Margery gave a long sigh and ate one of the fallen mulberries. She would have given anything to be able to suggest something else. In appearance she was so like David that if brother and sister had dressed in the other’s clothes, and corrected the discrepancy of hair and broken front tooth, either might have passed a frontier with the passport of the other.
“Well, I’ve suggested heaps of things, and you say they are all rot,” she said. “I’ll play anything you like. We used to have rather fun playing cricket. Wouldn’t you like to play cricket?”
“Oh, what’s the use?” said David. “I should hit you into the Deanery garden all afternoon, and always bowl you first ball. I took eight wickets against——”
Margery had a good deal of David’s spirit, as well as his bodily aspect.
“I know, you told me that,” she said. “Twice.”
David had a certain sense of being ill-used, common to his sex at his age.
“Oh, all right,” he said with dignity. “But you used to be interested in my things.”
Margery had probably never heard of women’s rights; she only knew that her beloved David was rather unfair sometimes.
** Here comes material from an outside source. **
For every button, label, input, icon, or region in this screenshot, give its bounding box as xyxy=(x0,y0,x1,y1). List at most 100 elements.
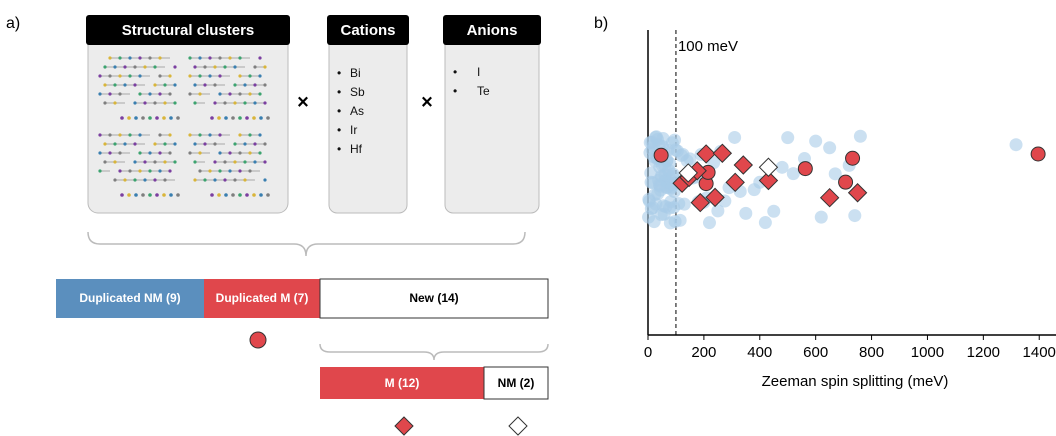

On these occasions she never by any chance took refuge in pathos.
“Silly gubbins,” she said. “You told me twice, and I was interested even the second time. David, do buck up! Go and smoke a cigarette, won’t you? It’s quite disgusting of you to smoke, and some day father will smell it and there’ll be trouble. But it used to make you feel—feel starched.”
“Given up smoking,” said David morosely. “Ages ago.”